Eli Roth's Borderlands movie secures a very weird PG-13 rating
A consistently M-rated video game series has now been boiled down to Eli Roth's teen-friendly film
If we’re being honest, we’ve been looking askance at Eli Roth’s Borderlands movie for like half a decade at this point: The very popular Borderlands games are, from a tone perspective, some of the weirdest (and frequently, and deliberately, most annoying) games in the world of big-budget shooters: Sci-fi adventures that pride themselves on also being incredibly vulgar and comedy-forward alongside all the chaos. (The one bit everybody remembers from the start of Borderlands 2, for instance, is when the game’s Big Bad phones you up to tell you he’s bought himself a living diamond pony, and he’s named it after you: “Butt Stallion.”)

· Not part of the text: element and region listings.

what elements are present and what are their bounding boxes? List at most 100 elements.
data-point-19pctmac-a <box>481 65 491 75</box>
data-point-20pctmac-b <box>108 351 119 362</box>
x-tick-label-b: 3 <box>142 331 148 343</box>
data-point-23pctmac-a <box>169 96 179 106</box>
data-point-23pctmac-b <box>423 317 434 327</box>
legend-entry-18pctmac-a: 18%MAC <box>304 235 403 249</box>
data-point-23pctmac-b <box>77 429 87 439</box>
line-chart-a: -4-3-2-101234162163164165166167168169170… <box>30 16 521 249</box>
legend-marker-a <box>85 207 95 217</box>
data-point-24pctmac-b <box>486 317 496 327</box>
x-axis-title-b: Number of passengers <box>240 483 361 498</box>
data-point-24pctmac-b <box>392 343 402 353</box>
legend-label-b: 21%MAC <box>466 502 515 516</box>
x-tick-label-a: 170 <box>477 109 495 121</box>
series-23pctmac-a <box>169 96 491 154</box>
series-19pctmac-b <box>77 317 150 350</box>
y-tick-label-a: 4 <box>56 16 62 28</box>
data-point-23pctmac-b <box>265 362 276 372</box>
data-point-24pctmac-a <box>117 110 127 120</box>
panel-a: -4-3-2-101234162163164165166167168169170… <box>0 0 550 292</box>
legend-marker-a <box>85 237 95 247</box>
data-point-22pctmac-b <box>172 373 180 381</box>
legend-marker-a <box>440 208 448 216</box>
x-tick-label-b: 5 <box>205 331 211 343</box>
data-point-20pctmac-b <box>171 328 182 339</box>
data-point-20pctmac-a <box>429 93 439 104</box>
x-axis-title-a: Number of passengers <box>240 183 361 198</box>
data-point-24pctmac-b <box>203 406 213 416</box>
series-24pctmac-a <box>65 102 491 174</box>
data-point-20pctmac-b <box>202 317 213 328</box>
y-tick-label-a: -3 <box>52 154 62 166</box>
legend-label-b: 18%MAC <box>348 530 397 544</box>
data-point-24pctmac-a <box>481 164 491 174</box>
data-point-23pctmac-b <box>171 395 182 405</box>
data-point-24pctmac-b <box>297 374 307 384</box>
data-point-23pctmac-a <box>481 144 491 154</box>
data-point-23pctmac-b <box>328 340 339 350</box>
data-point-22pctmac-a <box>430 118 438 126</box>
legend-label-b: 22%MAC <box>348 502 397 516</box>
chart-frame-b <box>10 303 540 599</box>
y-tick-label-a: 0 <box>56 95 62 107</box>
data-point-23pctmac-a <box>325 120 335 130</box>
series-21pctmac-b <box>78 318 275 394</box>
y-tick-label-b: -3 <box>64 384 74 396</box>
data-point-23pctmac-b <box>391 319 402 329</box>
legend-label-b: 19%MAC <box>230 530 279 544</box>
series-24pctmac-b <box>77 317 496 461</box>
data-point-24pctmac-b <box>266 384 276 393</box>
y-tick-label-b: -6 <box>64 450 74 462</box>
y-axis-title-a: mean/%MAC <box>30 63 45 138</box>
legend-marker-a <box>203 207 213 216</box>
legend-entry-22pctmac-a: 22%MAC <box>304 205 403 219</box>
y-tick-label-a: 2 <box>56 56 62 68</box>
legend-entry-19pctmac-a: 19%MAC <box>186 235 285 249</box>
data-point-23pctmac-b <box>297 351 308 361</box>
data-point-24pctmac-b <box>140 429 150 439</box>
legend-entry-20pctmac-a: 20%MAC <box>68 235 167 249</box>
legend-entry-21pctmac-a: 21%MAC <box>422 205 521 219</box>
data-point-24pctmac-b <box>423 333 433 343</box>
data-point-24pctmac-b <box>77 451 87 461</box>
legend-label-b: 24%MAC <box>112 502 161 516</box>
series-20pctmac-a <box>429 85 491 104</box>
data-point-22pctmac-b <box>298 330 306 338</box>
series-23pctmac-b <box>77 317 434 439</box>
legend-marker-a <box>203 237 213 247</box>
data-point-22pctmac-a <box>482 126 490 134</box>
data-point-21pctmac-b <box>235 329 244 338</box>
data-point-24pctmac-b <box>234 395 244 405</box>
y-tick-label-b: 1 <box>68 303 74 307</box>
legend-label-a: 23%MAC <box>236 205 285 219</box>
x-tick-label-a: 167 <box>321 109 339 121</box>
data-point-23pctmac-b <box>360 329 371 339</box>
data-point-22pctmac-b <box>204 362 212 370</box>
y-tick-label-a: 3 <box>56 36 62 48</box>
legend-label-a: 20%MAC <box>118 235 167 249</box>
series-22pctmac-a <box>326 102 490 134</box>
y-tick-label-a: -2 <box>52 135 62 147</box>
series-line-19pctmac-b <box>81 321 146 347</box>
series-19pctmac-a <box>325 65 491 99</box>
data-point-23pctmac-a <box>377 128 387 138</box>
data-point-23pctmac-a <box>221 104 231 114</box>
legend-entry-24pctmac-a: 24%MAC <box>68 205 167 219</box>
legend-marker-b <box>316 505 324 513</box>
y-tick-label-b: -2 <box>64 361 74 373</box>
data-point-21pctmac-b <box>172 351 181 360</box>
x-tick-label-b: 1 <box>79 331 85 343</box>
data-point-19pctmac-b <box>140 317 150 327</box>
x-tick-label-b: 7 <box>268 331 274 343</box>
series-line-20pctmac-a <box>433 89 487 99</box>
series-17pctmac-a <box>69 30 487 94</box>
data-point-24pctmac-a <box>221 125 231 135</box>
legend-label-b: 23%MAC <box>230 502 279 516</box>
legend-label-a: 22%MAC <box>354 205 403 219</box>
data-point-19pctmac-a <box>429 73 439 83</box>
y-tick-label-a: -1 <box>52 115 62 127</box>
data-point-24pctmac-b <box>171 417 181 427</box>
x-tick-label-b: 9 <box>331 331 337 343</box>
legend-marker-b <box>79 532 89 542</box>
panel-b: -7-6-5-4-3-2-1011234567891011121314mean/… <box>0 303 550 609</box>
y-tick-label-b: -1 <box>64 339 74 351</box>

All of which was going to be really, really hard for Roth to translate into a movie—something that sort of bore out in the trailers for the film, which showed Cate Blanchett, Kevin Hart, Jamie Lee Curtis, Ariana Greenblatt, and especially Jack Black (as the voice of deliberately irritating robot Claptrap) all mugging like crazy to try to convince you how much fun they’re having, but in a not-too-vile kind of way. Hopes that Roth was hiding the really gnarly stuff for a red-band trailer have now been dashed, though, as the film received a genuinely unexpected rating from the MPAA this week: PG-13.
Given that every single Borderlands game (rated by the ESRB, which handles the medium) has been rated M (for ages 17 and up), that’s a pretty interesting divergence from the film’s source material. The MPAA notes that the film received its teenager-friendly rating for “intense sequences of violence and action, language and some suggestive material.” By comparison, the original Borderlands was dinged for “Blood and Gore, Intense Violence, Mature Humor, Strong Language.” (The sequel added in “Sexual Language” and “Use Of Alcohol.”)
And, look, we get it: If you’re making a film that’s kind of fundamentally juvenile, you want to make sure that actual juveniles can go see it. (Games have an easier time of this; nobody’s getting carded on the PSN storefront, unless your parents are narcs who have the parental tools turned up, perhaps. Sorry, narc-kids.) But it’s still going to make Borderlands, which has tried very hard to visually emulate Gearbox Software’s games, read as a little… different from those same titles. We’ll have to wait until August 9 to see if the decision paid off.